Rising cost pressures over the last few months have hampered fixed-price contracts for U.S. aerospace and defense firms, prompting an industry body to ask the U.S. Congress for inflationary relief.
Since these contracts tend to have fixed prices, Boeing is required to absorb cost increases. Analysts at agency Partners estimates the company’s various fixed price defense contracts have already resulted in of $8.8 billion of charges.
Chief Executive David Calhoun told investors the company is not “embarrassed” by the losses on its fixed price defense contracts.
“They are what they are, and we intend to deliver against these contracts and satisfy our customers,” he said.
Boeing played down investor concerns that these contracts could result in more charges, saying the company was getting closer to finishing them.
Some analysts are not convinced, though. Vertical Research analyst Rob Stallard said the company’s poor track record in forecasting defense charges raised questions over “whatever outlook the company provides”.
“Boeing management continues to state that the company is in turn around mode, but we’d say that the arc of recovery remains extremely elongated,” said Stallard, adding the company was lurching from one problem to the next in “whack-a-mole” fashion.
In a boost for the company, Alaska Airlines said on Wednesday it will buy 52 737 MAX aircraft for delivery between 2024 and 2027.
Boeing said demand for commercial planes remains strong, but tight supplies are hurting production. It further cut estimates for MAX deliveries this year. It now expects to deliver 375 planes this year, lower than an earlier target of “low 400s.”
The company singled out delays in jet engine deliveries as the primary constraint in stabilizing and increasing production rates for 737 jets.

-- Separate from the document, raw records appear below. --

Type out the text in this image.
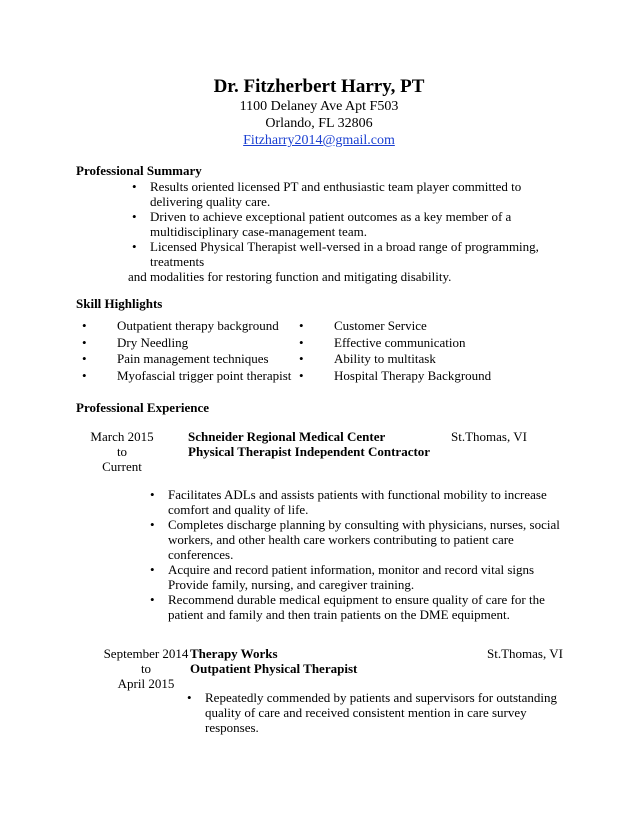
Dr. Fitzherbert Harry, PT
1100 Delaney Ave Apt F503
Orlando, FL 32806
Fitzharry2014@gmail.com
Professional Summary
• Results oriented licensed PT and enthusiastic team player committed to delivering quality care.
• Driven to achieve exceptional patient outcomes as a key member of a multidisciplinary case-management team.
• Licensed Physical Therapist well-versed in a broad range of programming, treatments
and modalities for restoring function and mitigating disability.
Skill Highlights
• Outpatient therapy background
• Dry Needling
• Pain management techniques
• Myofascial trigger point therapist
• Customer Service
• Effective communication
• Ability to multitask
• Hospital Therapy Background
Professional Experience
March 2015
to
Current
Schneider Regional Medical Center
Physical Therapist Independent Contractor
St.Thomas, VI
• Facilitates ADLs and assists patients with functional mobility to increase comfort and quality of life.
• Completes discharge planning by consulting with physicians, nurses, social workers, and other health care workers contributing to patient care conferences.
• Acquire and record patient information, monitor and record vital signs Provide family, nursing, and caregiver training.
• Recommend durable medical equipment to ensure quality of care for the patient and family and then train patients on the DME equipment.
September 2014
to
April 2015
Therapy Works
Outpatient Physical Therapist
St.Thomas, VI
• Repeatedly commended by patients and supervisors for outstanding quality of care and received consistent mention in care survey responses.
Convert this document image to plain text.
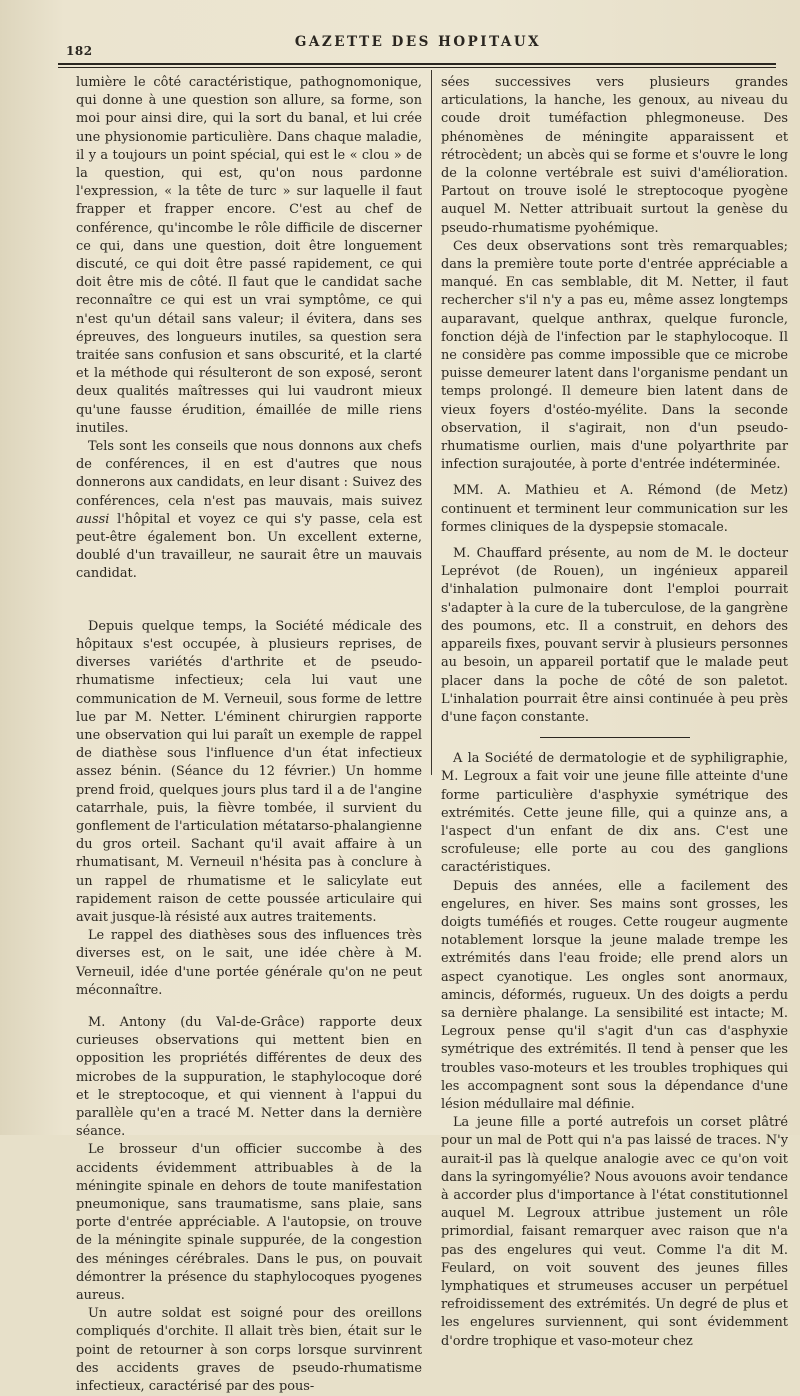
182
GAZETTE DES HOPITAUX

lumière le côté caractéristique, pathognomonique, qui donne à une question son allure, sa forme, son moi pour ainsi dire, qui la sort du banal, et lui crée une physionomie particulière. Dans chaque maladie, il y a toujours un point spécial, qui est le « clou » de la question, qui est, qu'on nous pardonne l'expression, « la tête de turc » sur laquelle il faut frapper et frapper encore. C'est au chef de conférence, qu'incombe le rôle difficile de discerner ce qui, dans une question, doit être longuement discuté, ce qui doit être passé rapidement, ce qui doit être mis de côté. Il faut que le candidat sache reconnaître ce qui est un vrai symptôme, ce qui n'est qu'un détail sans valeur; il évitera, dans ses épreuves, des longueurs inutiles, sa question sera traitée sans confusion et sans obscurité, et la clarté et la méthode qui résulteront de son exposé, seront deux qualités maîtresses qui lui vaudront mieux qu'une fausse érudition, émaillée de mille riens inutiles.

Tels sont les conseils que nous donnons aux chefs de conférences, il en est d'autres que nous donnerons aux candidats, en leur disant : Suivez des conférences, cela n'est pas mauvais, mais suivez aussi l'hôpital et voyez ce qui s'y passe, cela est peut-être également bon. Un excellent externe, doublé d'un travailleur, ne saurait être un mauvais candidat.

Depuis quelque temps, la Société médicale des hôpitaux s'est occupée, à plusieurs reprises, de diverses variétés d'arthrite et de pseudo-rhumatisme infectieux; cela lui vaut une communication de M. Verneuil, sous forme de lettre lue par M. Netter. L'éminent chirurgien rapporte une observation qui lui paraît un exemple de rappel de diathèse sous l'influence d'un état infectieux assez bénin. (Séance du 12 février.) Un homme prend froid, quelques jours plus tard il a de l'angine catarrhale, puis, la fièvre tombée, il survient du gonflement de l'articulation métatarso-phalangienne du gros orteil. Sachant qu'il avait affaire à un rhumatisant, M. Verneuil n'hésita pas à conclure à un rappel de rhumatisme et le salicylate eut rapidement raison de cette poussée articulaire qui avait jusque-là résisté aux autres traitements.

Le rappel des diathèses sous des influences très diverses est, on le sait, une idée chère à M. Verneuil, idée d'une portée générale qu'on ne peut méconnaître.

M. Antony (du Val-de-Grâce) rapporte deux curieuses observations qui mettent bien en opposition les propriétés différentes de deux des microbes de la suppuration, le staphylocoque doré et le streptocoque, et qui viennent à l'appui du parallèle qu'en a tracé M. Netter dans la dernière séance.

Le brosseur d'un officier succombe à des accidents évidemment attribuables à de la méningite spinale en dehors de toute manifestation pneumonique, sans traumatisme, sans plaie, sans porte d'entrée appréciable. A l'autopsie, on trouve de la méningite spinale suppurée, de la congestion des méninges cérébrales. Dans le pus, on pouvait démontrer la présence du staphylocoques pyogenes aureus.

Un autre soldat est soigné pour des oreillons compliqués d'orchite. Il allait très bien, était sur le point de retourner à son corps lorsque survinrent des accidents graves de pseudo-rhumatisme infectieux, caractérisé par des pous-

sées successives vers plusieurs grandes articulations, la hanche, les genoux, au niveau du coude droit tuméfaction phlegmoneuse. Des phénomènes de méningite apparaissent et rétrocèdent; un abcès qui se forme et s'ouvre le long de la colonne vertébrale est suivi d'amélioration. Partout on trouve isolé le streptocoque pyogène auquel M. Netter attribuait surtout la genèse du pseudo-rhumatisme pyohémique.

Ces deux observations sont très remarquables; dans la première toute porte d'entrée appréciable a manqué. En cas semblable, dit M. Netter, il faut rechercher s'il n'y a pas eu, même assez longtemps auparavant, quelque anthrax, quelque furoncle, fonction déjà de l'infection par le staphylocoque. Il ne considère pas comme impossible que ce microbe puisse demeurer latent dans l'organisme pendant un temps prolongé. Il demeure bien latent dans de vieux foyers d'ostéo-myélite. Dans la seconde observation, il s'agirait, non d'un pseudo-rhumatisme ourlien, mais d'une polyarthrite par infection surajoutée, à porte d'entrée indéterminée.

MM. A. Mathieu et A. Rémond (de Metz) continuent et terminent leur communication sur les formes cliniques de la dyspepsie stomacale.

M. Chauffard présente, au nom de M. le docteur Leprévot (de Rouen), un ingénieux appareil d'inhalation pulmonaire dont l'emploi pourrait s'adapter à la cure de la tuberculose, de la gangrène des poumons, etc. Il a construit, en dehors des appareils fixes, pouvant servir à plusieurs personnes au besoin, un appareil portatif que le malade peut placer dans la poche de côté de son paletot. L'inhalation pourrait être ainsi continuée à peu près d'une façon constante.

A la Société de dermatologie et de syphiligraphie, M. Legroux a fait voir une jeune fille atteinte d'une forme particulière d'asphyxie symétrique des extrémités. Cette jeune fille, qui a quinze ans, a l'aspect d'un enfant de dix ans. C'est une scrofuleuse; elle porte au cou des ganglions caractéristiques.

Depuis des années, elle a facilement des engelures, en hiver. Ses mains sont grosses, les doigts tuméfiés et rouges. Cette rougeur augmente notablement lorsque la jeune malade trempe les extrémités dans l'eau froide; elle prend alors un aspect cyanotique. Les ongles sont anormaux, amincis, déformés, rugueux. Un des doigts a perdu sa dernière phalange. La sensibilité est intacte; M. Legroux pense qu'il s'agit d'un cas d'asphyxie symétrique des extrémités. Il tend à penser que les troubles vaso-moteurs et les troubles trophiques qui les accompagnent sont sous la dépendance d'une lésion médullaire mal définie.

La jeune fille a porté autrefois un corset plâtré pour un mal de Pott qui n'a pas laissé de traces. N'y aurait-il pas là quelque analogie avec ce qu'on voit dans la syringomyélie? Nous avouons avoir tendance à accorder plus d'importance à l'état constitutionnel auquel M. Legroux attribue justement un rôle primordial, faisant remarquer avec raison que n'a pas des engelures qui veut. Comme l'a dit M. Feulard, on voit souvent des jeunes filles lymphatiques et strumeuses accuser un perpétuel refroidissement des extrémités. Un degré de plus et les engelures surviennent, qui sont évidemment d'ordre trophique et vaso-moteur chez
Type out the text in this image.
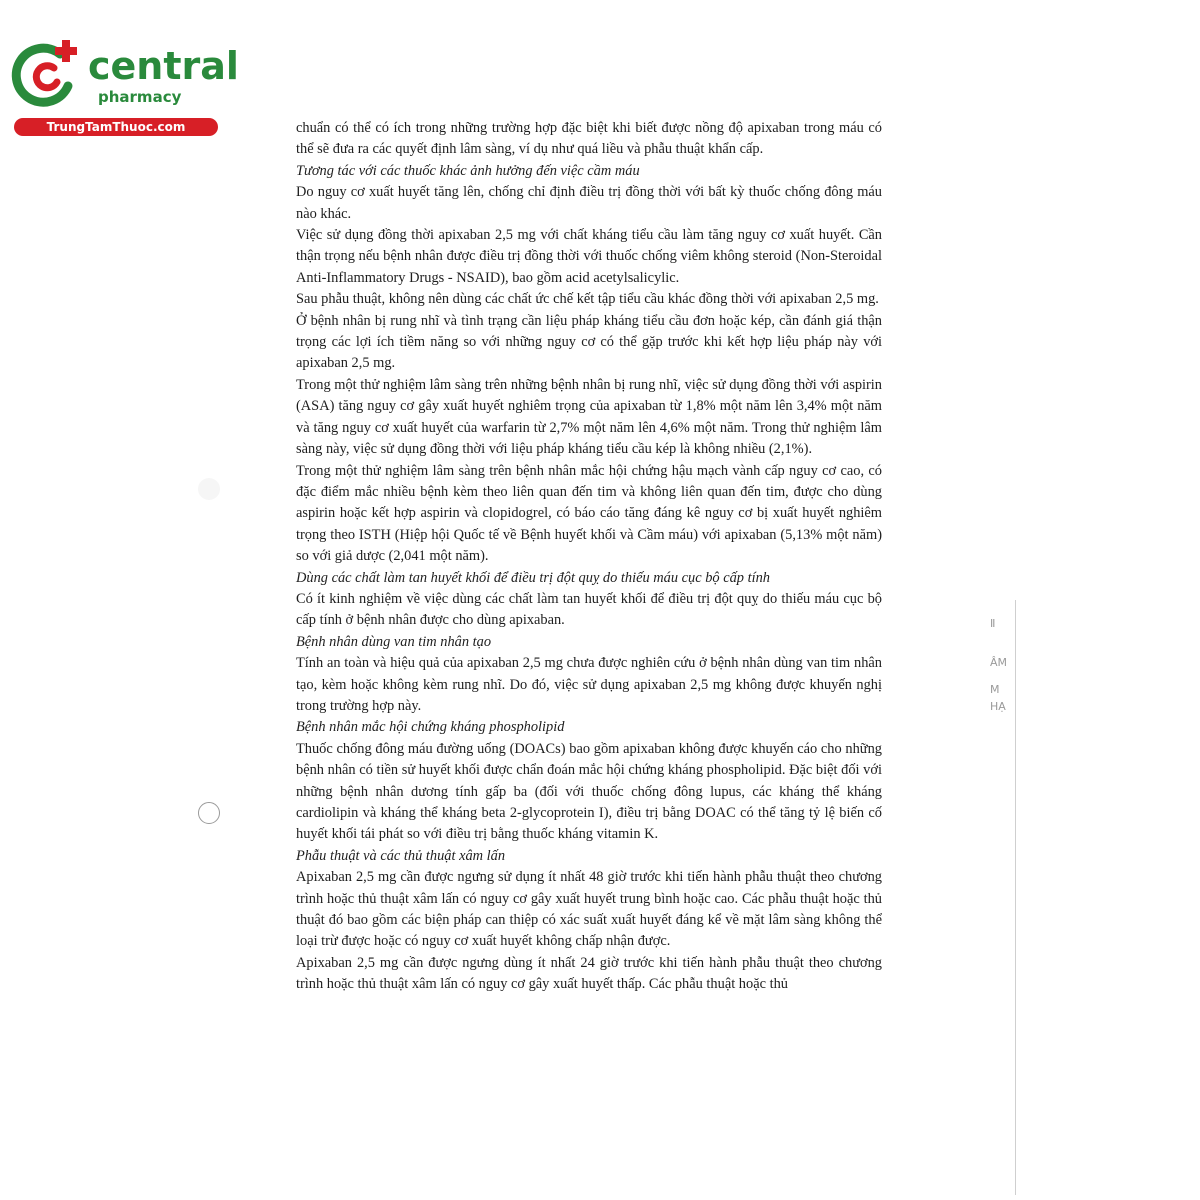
central
pharmacy
TrungTamThuoc.com	chuẩn có thể có ích trong những trường hợp đặc biệt khi biết được nồng độ apixaban trong máu có thể sẽ đưa ra các quyết định lâm sàng, ví dụ như quá liều và phẫu thuật khẩn cấp.

Tương tác với các thuốc khác ảnh hưởng đến việc cầm máu

Do nguy cơ xuất huyết tăng lên, chống chỉ định điều trị đồng thời với bất kỳ thuốc chống đông máu nào khác.

Việc sử dụng đồng thời apixaban 2,5 mg với chất kháng tiểu cầu làm tăng nguy cơ xuất huyết. Cần thận trọng nếu bệnh nhân được điều trị đồng thời với thuốc chống viêm không steroid (Non-Steroidal Anti-Inflammatory Drugs - NSAID), bao gồm acid acetylsalicylic.

Sau phẫu thuật, không nên dùng các chất ức chế kết tập tiểu cầu khác đồng thời với apixaban 2,5 mg.

Ở bệnh nhân bị rung nhĩ và tình trạng cần liệu pháp kháng tiểu cầu đơn hoặc kép, cần đánh giá thận trọng các lợi ích tiềm năng so với những nguy cơ có thể gặp trước khi kết hợp liệu pháp này với apixaban 2,5 mg.

Trong một thử nghiệm lâm sàng trên những bệnh nhân bị rung nhĩ, việc sử dụng đồng thời với aspirin (ASA) tăng nguy cơ gây xuất huyết nghiêm trọng của apixaban từ 1,8% một năm lên 3,4% một năm và tăng nguy cơ xuất huyết của warfarin từ 2,7% một năm lên 4,6% một năm. Trong thử nghiệm lâm sàng này, việc sử dụng đồng thời với liệu pháp kháng tiểu cầu kép là không nhiều (2,1%).

Trong một thử nghiệm lâm sàng trên bệnh nhân mắc hội chứng hậu mạch vành cấp nguy cơ cao, có đặc điểm mắc nhiều bệnh kèm theo liên quan đến tim và không liên quan đến tim, được cho dùng aspirin hoặc kết hợp aspirin và clopidogrel, có báo cáo tăng đáng kê nguy cơ bị xuất huyết nghiêm trọng theo ISTH (Hiệp hội Quốc tế về Bệnh huyết khối và Cầm máu) với apixaban (5,13% một năm) so với giả dược (2,041 một năm).

Dùng các chất làm tan huyết khối để điều trị đột quỵ do thiếu máu cục bộ cấp tính

Có ít kinh nghiệm về việc dùng các chất làm tan huyết khối để điều trị đột quỵ do thiếu máu cục bộ cấp tính ở bệnh nhân được cho dùng apixaban.

Bệnh nhân dùng van tim nhân tạo

Tính an toàn và hiệu quả của apixaban 2,5 mg chưa được nghiên cứu ở bệnh nhân dùng van tim nhân tạo, kèm hoặc không kèm rung nhĩ. Do đó, việc sử dụng apixaban 2,5 mg không được khuyến nghị trong trường hợp này.

Bệnh nhân mắc hội chứng kháng phospholipid

Thuốc chống đông máu đường uống (DOACs) bao gồm apixaban không được khuyến cáo cho những bệnh nhân có tiền sử huyết khối được chẩn đoán mắc hội chứng kháng phospholipid. Đặc biệt đối với những bệnh nhân dương tính gấp ba (đối với thuốc chống đông lupus, các kháng thể kháng cardiolipin và kháng thể kháng beta 2-glycoprotein I), điều trị bằng DOAC có thể tăng tỷ lệ biến cố huyết khối tái phát so với điều trị bằng thuốc kháng vitamin K.

Phẫu thuật và các thủ thuật xâm lấn

Apixaban 2,5 mg cần được ngưng sử dụng ít nhất 48 giờ trước khi tiến hành phẫu thuật theo chương trình hoặc thủ thuật xâm lấn có nguy cơ gây xuất huyết trung bình hoặc cao. Các phẫu thuật hoặc thủ thuật đó bao gồm các biện pháp can thiệp có xác suất xuất huyết đáng kể về mặt lâm sàng không thể loại trừ được hoặc có nguy cơ xuất huyết không chấp nhận được.

Apixaban 2,5 mg cần được ngưng dùng ít nhất 24 giờ trước khi tiến hành phẫu thuật theo chương trình hoặc thủ thuật xâm lấn có nguy cơ gây xuất huyết thấp. Các phẫu thuật hoặc thủ

Ⅱ
ÂM
M
HẠ
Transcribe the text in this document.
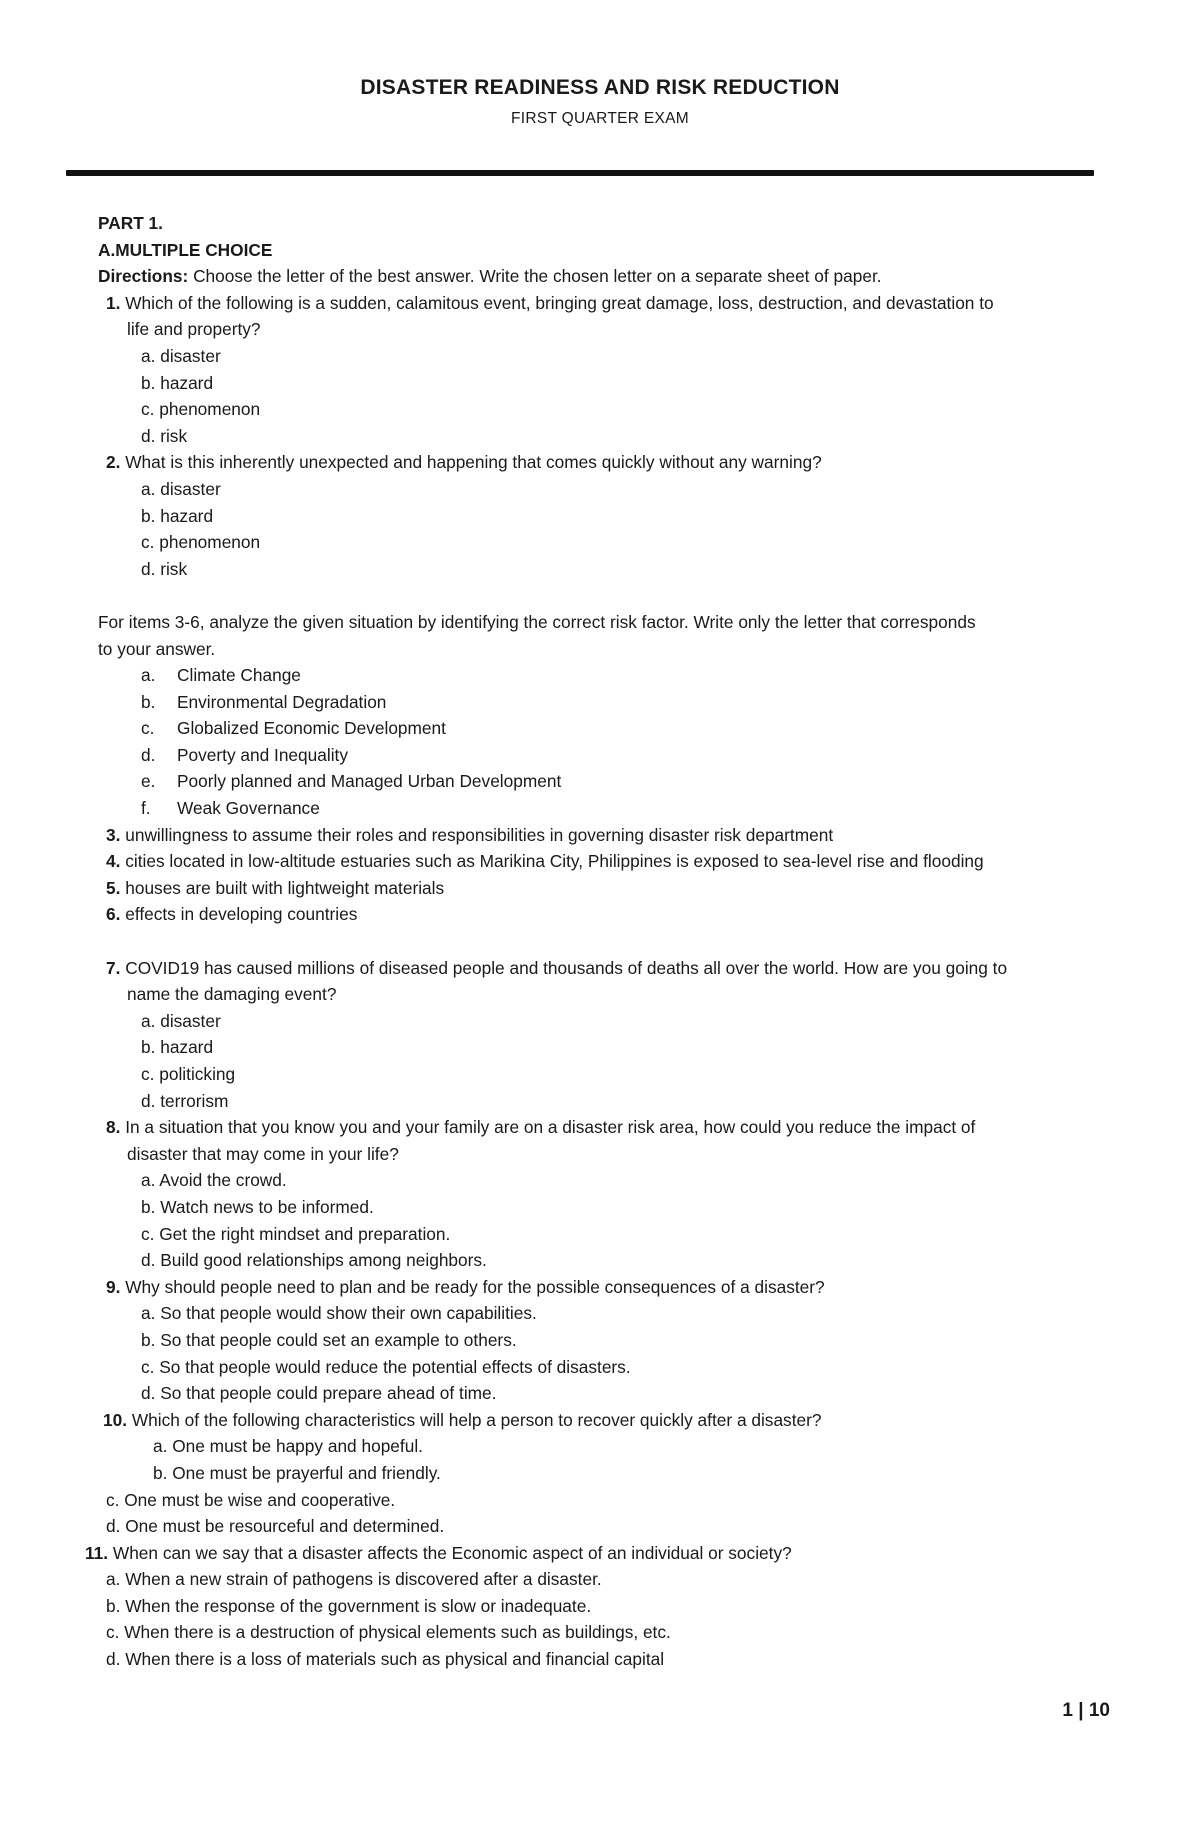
DISASTER READINESS AND RISK REDUCTION
FIRST QUARTER EXAM
PART 1.
A.MULTIPLE CHOICE
Directions: Choose the letter of the best answer. Write the chosen letter on a separate sheet of paper.
1. Which of the following is a sudden, calamitous event, bringing great damage, loss, destruction, and devastation to
life and property?
a. disaster
b. hazard
c. phenomenon
d. risk
2. What is this inherently unexpected and happening that comes quickly without any warning?
a. disaster
b. hazard
c. phenomenon
d. risk
For items 3-6, analyze the given situation by identifying the correct risk factor. Write only the letter that corresponds
to your answer.
a. Climate Change
b. Environmental Degradation
c. Globalized Economic Development
d. Poverty and Inequality
e. Poorly planned and Managed Urban Development
f. Weak Governance
3. unwillingness to assume their roles and responsibilities in governing disaster risk department
4. cities located in low-altitude estuaries such as Marikina City, Philippines is exposed to sea-level rise and flooding
5. houses are built with lightweight materials
6. effects in developing countries
7. COVID19 has caused millions of diseased people and thousands of deaths all over the world. How are you going to
name the damaging event?
a. disaster
b. hazard
c. politicking
d. terrorism
8. In a situation that you know you and your family are on a disaster risk area, how could you reduce the impact of
disaster that may come in your life?
a. Avoid the crowd.
b. Watch news to be informed.
c. Get the right mindset and preparation.
d. Build good relationships among neighbors.
9. Why should people need to plan and be ready for the possible consequences of a disaster?
a. So that people would show their own capabilities.
b. So that people could set an example to others.
c. So that people would reduce the potential effects of disasters.
d. So that people could prepare ahead of time.
10. Which of the following characteristics will help a person to recover quickly after a disaster?
a. One must be happy and hopeful.
b. One must be prayerful and friendly.
c. One must be wise and cooperative.
d. One must be resourceful and determined.
11. When can we say that a disaster affects the Economic aspect of an individual or society?
a. When a new strain of pathogens is discovered after a disaster.
b. When the response of the government is slow or inadequate.
c. When there is a destruction of physical elements such as buildings, etc.
d. When there is a loss of materials such as physical and financial capital
1 | 10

It expects the aircraft’s monthly delivery trend to remain in the low 30s next year.
It called supply chain “a key watch item” for the production and deliveries of 787 jets as well.
Boeing also faces a late December deadline for the Federal Aviation Administration (FAA) to certify the MAX 7 and MAX 10 under existing rules.
After that date, all planes must have modern cockpit alerting systems to be certified by the FAA, which would mean significant delays for the new MAX aircrafts’ deployment unless Congress grants a waiver to extend the deadline.
Chief Executive Dave Calhoun said he is confident the planemaker will get an extension from the U.S. Congress of a key deadline to get the planes certified.
Boeing retained its forecast of generating cash this year after reporting a free cash flow of $2.9 billion in the September quarter, higher than $1.02 billion expected by analysts in a Refinitiv survey.
Adjusted loss per share in the third quarter widened to $6.18 from $0.60 a year ago. Analysts expected the company to report a profit of 7 cents a share.
Boeing has now fallen short of Wall Street earnings estimates for a fifth quarter in a row.